十六先是惊愕,然后欣喜,接着愠怒,三种表情在脸上不断变幻。
仅从敲门声判断,能够想象出门外肯定站着那位西北最著名的钻石王老五。但是十六如此纠结,是因为自从回到雍城之后,那位名誉上的男朋友至今还没有露面,只要两人联系,他都推脱说在外地出差,就连象征性的电话都没打几个,每次几乎匆匆挂断。
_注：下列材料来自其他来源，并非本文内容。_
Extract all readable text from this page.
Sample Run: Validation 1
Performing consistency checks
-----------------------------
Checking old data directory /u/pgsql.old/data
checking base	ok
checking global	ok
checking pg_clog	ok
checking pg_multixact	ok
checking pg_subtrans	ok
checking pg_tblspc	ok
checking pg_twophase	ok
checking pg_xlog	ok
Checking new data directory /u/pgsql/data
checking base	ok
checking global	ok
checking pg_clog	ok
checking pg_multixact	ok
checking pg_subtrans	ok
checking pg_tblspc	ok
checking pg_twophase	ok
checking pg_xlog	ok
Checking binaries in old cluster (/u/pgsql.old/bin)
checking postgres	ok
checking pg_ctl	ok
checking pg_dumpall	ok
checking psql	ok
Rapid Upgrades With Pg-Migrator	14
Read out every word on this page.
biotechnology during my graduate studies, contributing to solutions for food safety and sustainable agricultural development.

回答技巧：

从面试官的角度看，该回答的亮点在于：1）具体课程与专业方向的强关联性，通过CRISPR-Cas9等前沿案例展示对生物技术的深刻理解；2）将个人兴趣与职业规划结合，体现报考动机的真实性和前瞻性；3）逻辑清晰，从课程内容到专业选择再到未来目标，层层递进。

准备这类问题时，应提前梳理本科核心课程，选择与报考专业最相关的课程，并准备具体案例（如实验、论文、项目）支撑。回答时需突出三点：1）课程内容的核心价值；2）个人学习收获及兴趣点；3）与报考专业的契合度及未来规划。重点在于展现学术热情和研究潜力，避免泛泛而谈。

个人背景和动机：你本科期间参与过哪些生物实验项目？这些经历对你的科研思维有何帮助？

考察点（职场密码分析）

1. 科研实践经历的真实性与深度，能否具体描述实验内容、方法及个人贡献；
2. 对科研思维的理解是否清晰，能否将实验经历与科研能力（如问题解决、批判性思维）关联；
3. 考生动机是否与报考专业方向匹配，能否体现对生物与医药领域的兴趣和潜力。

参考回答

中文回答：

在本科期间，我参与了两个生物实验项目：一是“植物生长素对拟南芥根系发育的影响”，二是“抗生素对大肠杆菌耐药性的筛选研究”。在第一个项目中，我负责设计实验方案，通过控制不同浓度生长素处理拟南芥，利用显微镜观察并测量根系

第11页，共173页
戈壁滩一行,自己担惊受怕,身体又遭受磨难,正需要有人安慰呢,可那个家伙竟然接连几天都玩起了失踪,气的她咬牙切齿。虽说十六比一般的女人更能体谅商界巨子的辛苦,但最需要有人关怀的时候,男朋友不闻不问,谁能受得了被忽略的滋味?
所以十六愤懑占了七成,剩余的三成喜悦,却显得不那么重要了。
敲门声再度响起。
比刚才重了一些。
十六收拾好复杂的心情,故作矜持等了十秒钟之后,开口问道:“谁?”
“我。”门外响起男人醇厚的嗓音。
一问一答,简洁短促。
十六仓皇跑到洗手间,对着镜子整理好略显凌乱的头发,又用迅雷不及掩耳之势擦好口红,正要去开门,发现睡衣将春色包裹的严严实实,伸手往下一拽,令男人春心荡漾的沟渠立刻显现出来。
整理好着装,十六心情忐忑打开大门,看到一张充满男性魅力的脸庞,心跳不由自主开始加速。